File "/home/user/project/model/network.py", line 60, in index_points
c = a[b]
(function _print_stack)
Traceback (most recent call last):
File "main.py", line 589, in <module>
main()
File "main.py", line 439, in main
train_stats = train(
File "/home/user/project/train_eval.py", line 866, in train
total_loss.backward()
File "/home/user/.local/lib/python3.8/site-packages/torch/_tensor.py", line 255, in backward
torch.autograd.backward(self, gradient, retain_graph, create_graph, inputs=inputs)
File "/home/user/.local/lib/python3.8/site-packages/torch/autograd/__init__.py", line 147, in backward
Variable._execution_engine.run_backward(
RuntimeError: merge_sort: failed to synchronize: cudaErrorIllegalAddress: an illegal memory access was encountered
Note that the line c = a[b]
above is not the only occurrence of said error, but just one among many other lines with square-bracket indexing.
However, the problem magically goes away when I change the indexing style from
c = a[b]
to
c = a.index_select(0, b)
I don't understand why indexing with square brackets leads to illegal memory access, but this gives me enough reason to believe square-bracket indexing and index_select
are implemented differently.

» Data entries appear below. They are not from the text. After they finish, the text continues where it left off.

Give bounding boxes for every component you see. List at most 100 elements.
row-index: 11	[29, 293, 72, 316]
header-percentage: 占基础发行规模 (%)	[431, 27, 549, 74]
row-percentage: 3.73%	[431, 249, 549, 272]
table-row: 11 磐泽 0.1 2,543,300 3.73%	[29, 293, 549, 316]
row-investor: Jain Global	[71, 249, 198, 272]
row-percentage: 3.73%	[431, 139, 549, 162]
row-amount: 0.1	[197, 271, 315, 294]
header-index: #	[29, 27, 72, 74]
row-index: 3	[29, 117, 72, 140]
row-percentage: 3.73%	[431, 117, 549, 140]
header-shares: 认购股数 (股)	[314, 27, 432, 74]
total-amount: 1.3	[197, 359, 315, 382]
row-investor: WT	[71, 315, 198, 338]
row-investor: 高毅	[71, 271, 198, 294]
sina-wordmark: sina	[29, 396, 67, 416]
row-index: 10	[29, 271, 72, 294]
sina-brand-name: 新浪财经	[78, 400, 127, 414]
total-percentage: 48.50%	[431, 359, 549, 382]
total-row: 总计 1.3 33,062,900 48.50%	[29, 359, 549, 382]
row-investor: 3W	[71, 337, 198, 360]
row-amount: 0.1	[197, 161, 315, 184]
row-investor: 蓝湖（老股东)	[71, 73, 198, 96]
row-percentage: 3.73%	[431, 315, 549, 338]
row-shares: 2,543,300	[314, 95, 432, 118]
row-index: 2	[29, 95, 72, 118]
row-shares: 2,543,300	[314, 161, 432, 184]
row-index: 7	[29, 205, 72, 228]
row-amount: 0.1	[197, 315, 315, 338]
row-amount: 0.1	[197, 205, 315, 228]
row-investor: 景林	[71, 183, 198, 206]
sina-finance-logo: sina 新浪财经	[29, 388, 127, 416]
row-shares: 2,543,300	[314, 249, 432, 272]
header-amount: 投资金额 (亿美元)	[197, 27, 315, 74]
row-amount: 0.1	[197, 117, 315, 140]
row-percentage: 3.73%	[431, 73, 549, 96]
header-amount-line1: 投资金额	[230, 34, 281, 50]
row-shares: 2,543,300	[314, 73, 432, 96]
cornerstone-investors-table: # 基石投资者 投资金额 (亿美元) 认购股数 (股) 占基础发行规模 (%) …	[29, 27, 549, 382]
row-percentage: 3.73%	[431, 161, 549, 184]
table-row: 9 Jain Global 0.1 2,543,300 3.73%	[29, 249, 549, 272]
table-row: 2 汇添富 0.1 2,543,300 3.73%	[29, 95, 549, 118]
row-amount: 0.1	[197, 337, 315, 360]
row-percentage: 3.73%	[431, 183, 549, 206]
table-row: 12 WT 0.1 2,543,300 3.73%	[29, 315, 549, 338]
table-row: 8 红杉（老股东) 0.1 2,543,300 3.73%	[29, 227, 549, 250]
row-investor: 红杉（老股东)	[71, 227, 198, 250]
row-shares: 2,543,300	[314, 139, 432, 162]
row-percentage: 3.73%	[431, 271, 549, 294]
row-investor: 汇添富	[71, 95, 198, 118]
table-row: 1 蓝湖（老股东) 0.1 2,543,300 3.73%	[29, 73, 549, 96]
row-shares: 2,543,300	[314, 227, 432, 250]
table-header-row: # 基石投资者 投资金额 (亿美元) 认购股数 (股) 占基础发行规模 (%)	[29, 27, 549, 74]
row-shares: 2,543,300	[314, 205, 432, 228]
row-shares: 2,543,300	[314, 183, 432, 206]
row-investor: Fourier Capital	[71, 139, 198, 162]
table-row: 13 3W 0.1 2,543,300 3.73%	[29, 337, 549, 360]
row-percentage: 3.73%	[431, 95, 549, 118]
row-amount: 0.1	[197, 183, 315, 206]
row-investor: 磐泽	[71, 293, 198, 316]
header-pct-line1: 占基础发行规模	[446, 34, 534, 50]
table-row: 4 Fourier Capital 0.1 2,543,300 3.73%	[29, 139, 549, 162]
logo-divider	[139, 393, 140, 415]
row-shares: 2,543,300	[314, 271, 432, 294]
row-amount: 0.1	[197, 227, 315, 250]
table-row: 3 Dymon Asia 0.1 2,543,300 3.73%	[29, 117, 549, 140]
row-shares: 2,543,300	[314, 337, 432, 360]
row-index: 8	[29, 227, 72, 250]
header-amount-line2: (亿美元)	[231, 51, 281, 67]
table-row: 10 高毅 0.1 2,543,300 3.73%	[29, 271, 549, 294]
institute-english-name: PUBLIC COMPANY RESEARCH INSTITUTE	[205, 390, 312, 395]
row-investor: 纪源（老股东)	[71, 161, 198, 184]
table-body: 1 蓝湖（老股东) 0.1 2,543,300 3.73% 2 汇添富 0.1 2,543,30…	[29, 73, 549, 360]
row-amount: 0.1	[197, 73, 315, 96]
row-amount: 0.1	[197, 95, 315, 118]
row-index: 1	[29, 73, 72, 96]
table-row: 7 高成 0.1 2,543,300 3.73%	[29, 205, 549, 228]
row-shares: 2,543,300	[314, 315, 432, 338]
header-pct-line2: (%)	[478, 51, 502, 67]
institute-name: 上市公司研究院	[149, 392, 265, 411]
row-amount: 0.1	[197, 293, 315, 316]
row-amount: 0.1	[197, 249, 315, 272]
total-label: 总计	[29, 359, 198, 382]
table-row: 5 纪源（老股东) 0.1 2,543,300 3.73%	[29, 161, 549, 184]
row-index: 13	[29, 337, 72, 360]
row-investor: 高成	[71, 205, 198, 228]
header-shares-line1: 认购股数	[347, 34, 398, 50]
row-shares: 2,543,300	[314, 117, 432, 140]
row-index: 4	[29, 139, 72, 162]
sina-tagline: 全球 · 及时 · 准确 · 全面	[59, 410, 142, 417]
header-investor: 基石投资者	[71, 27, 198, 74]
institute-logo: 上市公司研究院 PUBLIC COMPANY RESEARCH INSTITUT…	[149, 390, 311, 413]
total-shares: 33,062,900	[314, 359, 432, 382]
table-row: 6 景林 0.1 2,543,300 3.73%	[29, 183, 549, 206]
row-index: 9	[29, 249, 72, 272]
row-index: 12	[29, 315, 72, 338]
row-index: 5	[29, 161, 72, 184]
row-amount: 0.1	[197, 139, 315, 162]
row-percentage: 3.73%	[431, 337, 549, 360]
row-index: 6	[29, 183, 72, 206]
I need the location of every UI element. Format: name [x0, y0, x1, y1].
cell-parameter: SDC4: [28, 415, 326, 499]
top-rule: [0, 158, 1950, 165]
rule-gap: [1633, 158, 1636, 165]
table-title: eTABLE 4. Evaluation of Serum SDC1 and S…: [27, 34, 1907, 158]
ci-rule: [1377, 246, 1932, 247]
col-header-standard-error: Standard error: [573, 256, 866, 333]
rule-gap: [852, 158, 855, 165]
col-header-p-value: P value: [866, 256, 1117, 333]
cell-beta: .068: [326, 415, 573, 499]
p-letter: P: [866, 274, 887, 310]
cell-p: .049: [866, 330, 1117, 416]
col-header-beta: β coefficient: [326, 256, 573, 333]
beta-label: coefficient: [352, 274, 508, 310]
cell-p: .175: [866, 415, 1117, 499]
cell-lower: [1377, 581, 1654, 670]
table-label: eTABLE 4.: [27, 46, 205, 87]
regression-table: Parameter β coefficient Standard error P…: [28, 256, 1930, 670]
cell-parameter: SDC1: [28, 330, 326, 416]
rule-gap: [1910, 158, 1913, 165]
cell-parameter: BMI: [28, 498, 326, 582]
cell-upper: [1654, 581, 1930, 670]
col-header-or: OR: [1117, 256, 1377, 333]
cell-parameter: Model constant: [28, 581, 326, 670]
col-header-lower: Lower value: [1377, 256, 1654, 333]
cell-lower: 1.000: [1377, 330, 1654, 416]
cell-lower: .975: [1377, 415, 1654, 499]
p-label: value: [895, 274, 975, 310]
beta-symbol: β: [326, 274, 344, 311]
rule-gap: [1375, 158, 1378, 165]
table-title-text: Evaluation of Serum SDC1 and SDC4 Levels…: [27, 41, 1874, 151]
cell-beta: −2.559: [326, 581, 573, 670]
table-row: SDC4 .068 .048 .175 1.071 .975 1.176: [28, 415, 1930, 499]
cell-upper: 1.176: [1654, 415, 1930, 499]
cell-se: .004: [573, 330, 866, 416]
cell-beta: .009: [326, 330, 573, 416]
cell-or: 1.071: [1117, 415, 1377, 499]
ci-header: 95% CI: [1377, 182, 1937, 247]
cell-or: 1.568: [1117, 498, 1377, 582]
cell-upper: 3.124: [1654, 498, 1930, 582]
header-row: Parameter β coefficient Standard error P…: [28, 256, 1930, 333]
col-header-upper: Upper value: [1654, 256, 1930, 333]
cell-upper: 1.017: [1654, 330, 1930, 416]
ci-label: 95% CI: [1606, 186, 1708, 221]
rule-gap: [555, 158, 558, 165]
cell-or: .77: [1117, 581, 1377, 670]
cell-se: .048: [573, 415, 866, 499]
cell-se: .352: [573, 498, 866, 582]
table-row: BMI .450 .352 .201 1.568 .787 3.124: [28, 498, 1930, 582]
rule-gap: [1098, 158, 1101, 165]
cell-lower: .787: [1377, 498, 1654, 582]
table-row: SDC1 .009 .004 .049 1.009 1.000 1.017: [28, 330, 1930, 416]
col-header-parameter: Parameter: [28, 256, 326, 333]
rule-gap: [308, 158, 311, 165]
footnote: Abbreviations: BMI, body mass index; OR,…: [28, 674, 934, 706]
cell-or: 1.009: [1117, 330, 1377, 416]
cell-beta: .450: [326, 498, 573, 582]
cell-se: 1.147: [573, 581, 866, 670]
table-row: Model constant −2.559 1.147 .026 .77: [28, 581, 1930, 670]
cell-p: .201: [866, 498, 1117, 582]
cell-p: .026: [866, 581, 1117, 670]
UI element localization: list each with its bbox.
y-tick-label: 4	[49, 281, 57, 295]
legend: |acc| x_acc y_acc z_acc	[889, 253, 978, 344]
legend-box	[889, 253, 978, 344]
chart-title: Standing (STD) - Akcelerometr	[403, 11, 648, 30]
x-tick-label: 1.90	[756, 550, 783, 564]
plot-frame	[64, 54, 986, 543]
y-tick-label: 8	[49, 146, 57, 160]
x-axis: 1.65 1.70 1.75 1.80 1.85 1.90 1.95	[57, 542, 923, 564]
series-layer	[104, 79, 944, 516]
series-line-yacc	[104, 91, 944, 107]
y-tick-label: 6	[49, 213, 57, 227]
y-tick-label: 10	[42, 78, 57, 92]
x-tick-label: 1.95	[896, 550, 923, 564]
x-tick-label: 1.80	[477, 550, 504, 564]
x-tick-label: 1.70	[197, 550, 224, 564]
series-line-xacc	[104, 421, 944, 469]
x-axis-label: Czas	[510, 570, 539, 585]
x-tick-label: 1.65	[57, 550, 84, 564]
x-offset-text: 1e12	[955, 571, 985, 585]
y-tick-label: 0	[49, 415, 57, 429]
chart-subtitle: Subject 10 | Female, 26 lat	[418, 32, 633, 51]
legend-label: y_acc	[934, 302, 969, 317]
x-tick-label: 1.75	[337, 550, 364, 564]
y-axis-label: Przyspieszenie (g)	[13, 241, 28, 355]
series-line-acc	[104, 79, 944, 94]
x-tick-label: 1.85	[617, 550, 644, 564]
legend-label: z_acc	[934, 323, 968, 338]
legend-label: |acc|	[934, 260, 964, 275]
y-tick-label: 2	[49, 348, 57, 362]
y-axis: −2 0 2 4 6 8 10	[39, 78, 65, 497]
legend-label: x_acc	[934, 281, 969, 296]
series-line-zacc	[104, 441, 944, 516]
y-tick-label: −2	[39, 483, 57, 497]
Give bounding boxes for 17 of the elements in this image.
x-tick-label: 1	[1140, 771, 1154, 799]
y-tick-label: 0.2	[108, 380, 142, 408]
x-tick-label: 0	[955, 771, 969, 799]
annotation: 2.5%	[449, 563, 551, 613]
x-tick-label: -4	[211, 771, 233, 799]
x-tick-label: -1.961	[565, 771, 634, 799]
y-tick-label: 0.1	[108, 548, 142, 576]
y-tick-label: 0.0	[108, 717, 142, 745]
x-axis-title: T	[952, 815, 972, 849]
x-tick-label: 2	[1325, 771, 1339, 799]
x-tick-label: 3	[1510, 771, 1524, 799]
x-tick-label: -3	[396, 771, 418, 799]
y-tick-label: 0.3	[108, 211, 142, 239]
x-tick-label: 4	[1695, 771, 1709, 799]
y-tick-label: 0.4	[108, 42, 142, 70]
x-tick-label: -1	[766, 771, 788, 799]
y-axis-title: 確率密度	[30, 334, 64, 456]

Understanding that could be the key to explain this. Also, since the project is rather large and not public, I can't share the exact codes here. You can just treat things above as background and focus on how square-bracket indexing and index_select
are different. Thanks!
Additional information:
torch.index_select
returns a new tensor which copies the indexed fields into a new memory location (docs).
torch.Tensor.select
or slicing returns a view of the original tensor (docs).
Without seeing more of your code, it's hard to say why this particular difference in functionality might cause the above error.